MedicalXpress Breaking News-and-Events May 07, 2025

Pediatric pilocytic astrocytoma (PA) is a common type of low-grade brain tumour in children, influenced by specific genetic changes. Researchers at Washington University School of Medicine in St. Louis have conducted a study using advanced stem cell techniques to investigate the genetic alterations that cause PA and how they affect tumour growth. Their findings shed light on molecular pathways that could lead to new targeted therapies, offering hope for better treatment options for children with PA.

The study is published in the journal Genes & Development.

PA is mainly driven by two genetic changes: the loss of the Neurofibromatosis type 1 (NF1) gene and a rearrangement of KIAA1549: BRAF, which fuses with the KIAA1549 gene. These anomalies activate the MEK/ERK signalling pathway, which promotes cell growth, a key factor in tumour development.

Although it is known that MEK/ERK activation is linked to tumours in PA, the exact way MEK affects cell growth in human brain cells has been unclear. This study uses human induced pluripotent stem cells (hiPSCs) with these PA-related genetic changes to understand the process better.

The researchers discovered that β-catenin, a protein, is crucial for MEK-dependent cell growth. MEK controls β-catenin activity through two separate mechanisms; IRX2 affects the gene that produces β-catenin, while NPTX1 stabilises the β-catenin protein, preventing its breakdown.

When examining hipsc-derived neural cells with the NF1 deletion or KIAA1549: BRAF fusion, the team observed increased cell growth and ERK activation, which decreased when treated with an MEK inhibitor.

The study also analysed actual PA tumours, finding higher β-catenin levels in patient tumour samples and in lab models.
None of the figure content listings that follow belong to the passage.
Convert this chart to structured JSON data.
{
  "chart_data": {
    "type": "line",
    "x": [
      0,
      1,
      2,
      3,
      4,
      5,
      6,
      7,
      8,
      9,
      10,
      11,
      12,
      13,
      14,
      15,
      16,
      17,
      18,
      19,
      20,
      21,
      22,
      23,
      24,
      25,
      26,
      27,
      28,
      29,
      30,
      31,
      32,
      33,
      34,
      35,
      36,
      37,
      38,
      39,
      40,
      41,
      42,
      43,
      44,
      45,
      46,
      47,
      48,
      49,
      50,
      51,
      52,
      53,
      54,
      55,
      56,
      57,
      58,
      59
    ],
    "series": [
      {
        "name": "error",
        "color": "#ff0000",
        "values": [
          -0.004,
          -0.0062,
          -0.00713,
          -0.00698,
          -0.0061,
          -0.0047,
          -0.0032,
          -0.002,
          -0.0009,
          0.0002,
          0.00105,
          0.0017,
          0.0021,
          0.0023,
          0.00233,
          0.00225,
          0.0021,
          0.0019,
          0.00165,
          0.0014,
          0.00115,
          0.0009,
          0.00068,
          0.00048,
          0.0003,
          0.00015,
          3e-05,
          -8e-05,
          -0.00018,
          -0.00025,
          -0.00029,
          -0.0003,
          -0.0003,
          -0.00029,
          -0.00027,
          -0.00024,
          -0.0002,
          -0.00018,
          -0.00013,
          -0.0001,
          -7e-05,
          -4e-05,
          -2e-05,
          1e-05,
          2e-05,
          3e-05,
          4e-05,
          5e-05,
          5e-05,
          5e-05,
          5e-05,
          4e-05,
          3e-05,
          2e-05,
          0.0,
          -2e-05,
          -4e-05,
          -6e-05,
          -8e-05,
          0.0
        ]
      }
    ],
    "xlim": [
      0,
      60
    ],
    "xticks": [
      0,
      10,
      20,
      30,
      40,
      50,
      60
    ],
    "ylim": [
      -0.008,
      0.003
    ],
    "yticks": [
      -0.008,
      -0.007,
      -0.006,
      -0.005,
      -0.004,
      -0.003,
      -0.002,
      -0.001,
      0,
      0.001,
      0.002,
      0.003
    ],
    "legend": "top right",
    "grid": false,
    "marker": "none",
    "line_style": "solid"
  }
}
Blocking MEK or β-catenin reduced tumour cell growth, showing these tumours rely on this pathway.

IRX2 and NPTX1 both enhance β-catenin signalling, but in different ways. IRX2 controls β-catenin production at the genetic level, while NPTX1 prevents the protein's degradation.

This research not only clarifies the role of MEK/β-catenin signaling in PA but also suggests possible targets for treatment. Understanding how IRX2 and NPTX1 regulate this pathway can help develop new drugs to inhibit β-catenin signalling, offering a potential strategy to slow tumour growth in children with PA.

The complex interplay of genetic changes and signalling pathways in pediatric pilocytic astrocytoma highlights the intricate nature of cancer biology. This study provides important insights and opens new possibilities for developing treatments that could improve outcomes for young patients facing this disease.